Diante dessa informação, os policiais encarregados de investigar o caso já não acreditam que ele se apresente hoje na delegacia, conforme havia prometido seu advogado na segunda-feira. Por causa da confusão de domingo, ele série indiciado por tentativa de homicídio e lesão corporal. Se ficar comprovado que usou nome falso, também responderá por falsidade ideológica.

Polícia pede à Justiça prisão temporária do empresário

Segundo os policiais, o nome que o empresário forneceu aos policiais militares no dia da confusão foi Antonio Carlos da Conceição Santos. O Instituto Felix Pacheco informou que este nome era de uma pessoa de 21 anos, nascida em 1977.

- Claro que uma pessoa de 21 anos não pode ter uma filha de 16 anos, que estava dando a festa de aniversário. Checamos o registro de Antonio Carlos e chegamos a Carmindo, que deve ser o empresário procurado - disse o delegado Antonio Serrano.

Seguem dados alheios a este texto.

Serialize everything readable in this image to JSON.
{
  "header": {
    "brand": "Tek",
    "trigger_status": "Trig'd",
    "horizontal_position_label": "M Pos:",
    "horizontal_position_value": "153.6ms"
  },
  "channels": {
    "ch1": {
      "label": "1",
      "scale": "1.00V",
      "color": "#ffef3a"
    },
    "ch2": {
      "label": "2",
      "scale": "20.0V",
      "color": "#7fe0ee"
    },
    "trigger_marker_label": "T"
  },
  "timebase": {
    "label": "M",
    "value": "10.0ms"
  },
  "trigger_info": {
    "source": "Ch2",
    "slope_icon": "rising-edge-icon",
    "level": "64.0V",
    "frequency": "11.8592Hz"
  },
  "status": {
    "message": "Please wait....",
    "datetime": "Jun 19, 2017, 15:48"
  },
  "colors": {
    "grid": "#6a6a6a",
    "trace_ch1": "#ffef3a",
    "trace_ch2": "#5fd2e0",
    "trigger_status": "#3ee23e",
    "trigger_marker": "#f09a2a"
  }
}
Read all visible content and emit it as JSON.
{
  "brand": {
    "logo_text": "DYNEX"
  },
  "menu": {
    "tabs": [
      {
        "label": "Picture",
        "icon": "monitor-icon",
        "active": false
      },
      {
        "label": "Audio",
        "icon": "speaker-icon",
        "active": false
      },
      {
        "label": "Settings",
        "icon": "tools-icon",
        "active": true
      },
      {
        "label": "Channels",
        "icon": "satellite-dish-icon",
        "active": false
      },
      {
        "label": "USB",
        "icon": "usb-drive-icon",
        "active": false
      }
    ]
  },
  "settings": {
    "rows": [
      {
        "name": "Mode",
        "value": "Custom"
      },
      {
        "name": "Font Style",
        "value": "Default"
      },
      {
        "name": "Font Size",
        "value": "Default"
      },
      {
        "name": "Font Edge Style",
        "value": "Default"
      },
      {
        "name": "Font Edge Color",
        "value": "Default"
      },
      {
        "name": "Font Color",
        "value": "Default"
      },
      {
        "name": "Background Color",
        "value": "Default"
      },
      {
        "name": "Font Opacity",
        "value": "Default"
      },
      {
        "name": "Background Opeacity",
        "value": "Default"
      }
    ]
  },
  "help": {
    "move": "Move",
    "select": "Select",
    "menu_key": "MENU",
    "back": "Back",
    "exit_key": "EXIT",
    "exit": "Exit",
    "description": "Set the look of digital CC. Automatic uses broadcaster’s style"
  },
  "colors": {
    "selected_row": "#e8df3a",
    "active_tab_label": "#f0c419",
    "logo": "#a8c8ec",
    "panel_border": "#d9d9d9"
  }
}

A prisão temporária de Carmindo foi pedida ontem à Justiça. Os policiais informaram ainda que Carmindo é natural de Portugal e responde a nove inquéritos: seis por estelionato (artigo 171), um por extorsão (artigo 160), um por homicídio (artigo 121) e um pelo artigo 345, exercício arbitrário da própria razão (interferir na Justiça).

- Com os tiros que disparou na noite de domingo e os delitos que praticou, apresentando-se com nome falso, sua coleção de inquéritos vai aumentar bastante - disse, em tom de ironia, um policial.

De acordo com moradores do Recreio dos Bandeirantes, Carmindo pratica grilagem de terra no bairro e na Barra da Tijuca, mas jamais foi punido por causa disso.

Moradores desmentem versão que atribui culpa a PMs

Os policiais estão checando ainda informações segundo as quais Carmindo tem contatos com grupos de ladrões de carros, principalmente automóveis importados.

Moradores e adolescentes que estiveram na festa da filha do empresário no domingo inocentaram os policiais militares pelos tiros, desmentindo a versão que o empresário apresentou após o incidente.